The Yoga Way is a yoga school that I founded in 1997. When I founded The Yoga Way (TYW), it was with the vision of teaching progressive classes and offering personalized instruction.  My motivation was to put the needs of the student first.  While running the school, I teamed up with a medical doctor and physiotherapist in a rehabilitation clinic and learned how to apply the yogic exercises to treat injuries.  For 15 years, I ran TYW independently. It quickly became a haven for students looking for more than drop-in classes. It was a great honour to develop the school and I am very grateful to every single student who studied with me for either a short or longer period. For without them, TYW would never have been born.

TYW served a niche within the Toronto community by offering only 6-week programs in Hatha Yoga, backbending and meditation. Each program limited the class size from 5 – 7 students. It was this kind of intimacy from which I developed my original teaching model from.

Over the years, TYW raised money for many charities by offering classes by donation. TYW supported:

  • Pragathi Primary & Secondary School, India
  • Women’s Assault Help-line
  • Riverdale Hospital
  • Sri Lanka Tsunami Relief Efforts
  • Assaulted Women’s Help-line
  • The Canadian Red Cross
  • Scotiabank in Support of Epilepsy
  • Ascent Magazine Publishing Fund
  • WoodGreen Community Centre
  • Japanese Crisis, Red Cross
  • Mount Sinai Hospital
  • The Kidney Foundation of Canada
  • Sheena’s Place, Toronto
  • New Leaf Yoga Organization/Yogathon for Schizophrenia
  • OSPCA, Ontario Society for Animals
  • Redwood Shelter for Women

Despite the great developments of the school, I was already looking to fulfill other aspirations and dreams. During mid-2012, I closed TYW and after ending a long term partnership. Turning 40 was another pivotal time for me in which it was not easy to change, but destined. 

I met my now husband in Mysore, India who is a Netherlander and became a first-time mom at the age of 43.  I now divide my time between Canada and Europe, and teach Yoga on a freelance basis. 

Today, I carry the name of The Yoga Way offering Yoga Retreats in India, workshops and online programs.

My Philanthropy

It’s often said that the real work of life is that which is done for charity. It opens the heart, clears the mind and is a great reminder of gratitude. I definitely feel this is the case and especially when I am in India. For there are so many ways to help. I began teaching English at a school called Pragathi Vidya Kendra. Pragathi, a private (non-for-profit) school in Mysore, South India in 2004. It gives me great joy to be able to continue to call them my friends and visit them. 

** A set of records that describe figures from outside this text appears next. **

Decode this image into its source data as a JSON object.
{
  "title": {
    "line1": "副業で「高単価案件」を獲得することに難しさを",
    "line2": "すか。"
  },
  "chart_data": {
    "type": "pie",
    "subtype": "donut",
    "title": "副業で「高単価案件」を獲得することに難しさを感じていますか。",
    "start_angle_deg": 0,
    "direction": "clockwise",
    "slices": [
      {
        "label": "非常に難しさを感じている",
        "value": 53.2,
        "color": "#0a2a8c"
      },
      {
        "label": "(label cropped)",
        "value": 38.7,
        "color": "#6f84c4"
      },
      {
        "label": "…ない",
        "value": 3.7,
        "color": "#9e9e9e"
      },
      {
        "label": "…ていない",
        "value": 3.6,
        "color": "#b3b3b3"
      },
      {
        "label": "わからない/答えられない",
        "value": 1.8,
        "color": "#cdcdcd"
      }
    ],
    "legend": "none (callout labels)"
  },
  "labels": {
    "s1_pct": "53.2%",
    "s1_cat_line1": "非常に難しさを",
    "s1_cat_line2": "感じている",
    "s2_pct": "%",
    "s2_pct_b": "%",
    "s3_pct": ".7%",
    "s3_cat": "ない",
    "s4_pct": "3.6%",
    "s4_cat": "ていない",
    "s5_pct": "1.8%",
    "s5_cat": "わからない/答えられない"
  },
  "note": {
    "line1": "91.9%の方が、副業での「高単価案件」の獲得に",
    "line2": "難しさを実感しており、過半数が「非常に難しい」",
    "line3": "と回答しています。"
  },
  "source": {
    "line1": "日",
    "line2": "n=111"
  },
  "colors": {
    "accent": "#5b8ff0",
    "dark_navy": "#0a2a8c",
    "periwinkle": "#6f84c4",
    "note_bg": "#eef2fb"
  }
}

Yoga in School, Pragathi Vidya Kendra, India   


The word ‘Pragathi‘ means progress, ‘Vidya‘ knowledge and ‘Kendra‘ school in Sanskrit. It is a primary and secondary high school that was established in 1993 as a “non-for-profit organization.”  It is  the home for many children who coming from a deprived or poor background would otherwise not be able to have such an education. The school is directed and maintained by the principal, headmaster, teachers and a board of trustees, and including relying generous donations from outsiders. One of best parts is that the school provides a Holistic Education from the Pre-K level to the Xth Standard (Grade 10 in North America). Their curriculum is meant to focus not only upon academic achievements, but addressing the mental, emotional and spiritual aspects of every child, and student.  Yoga has been a key aspect within their curriculum being also taught as a mandatory subject for the last 15 years at the school. All the students from the Ist Standard to the Xth Standard attend weekly yoga,  meditation and chanting classes. It has been my pleasure to combine English speaking into their lessons and to attend their many functions showcasing their wonderful achievements.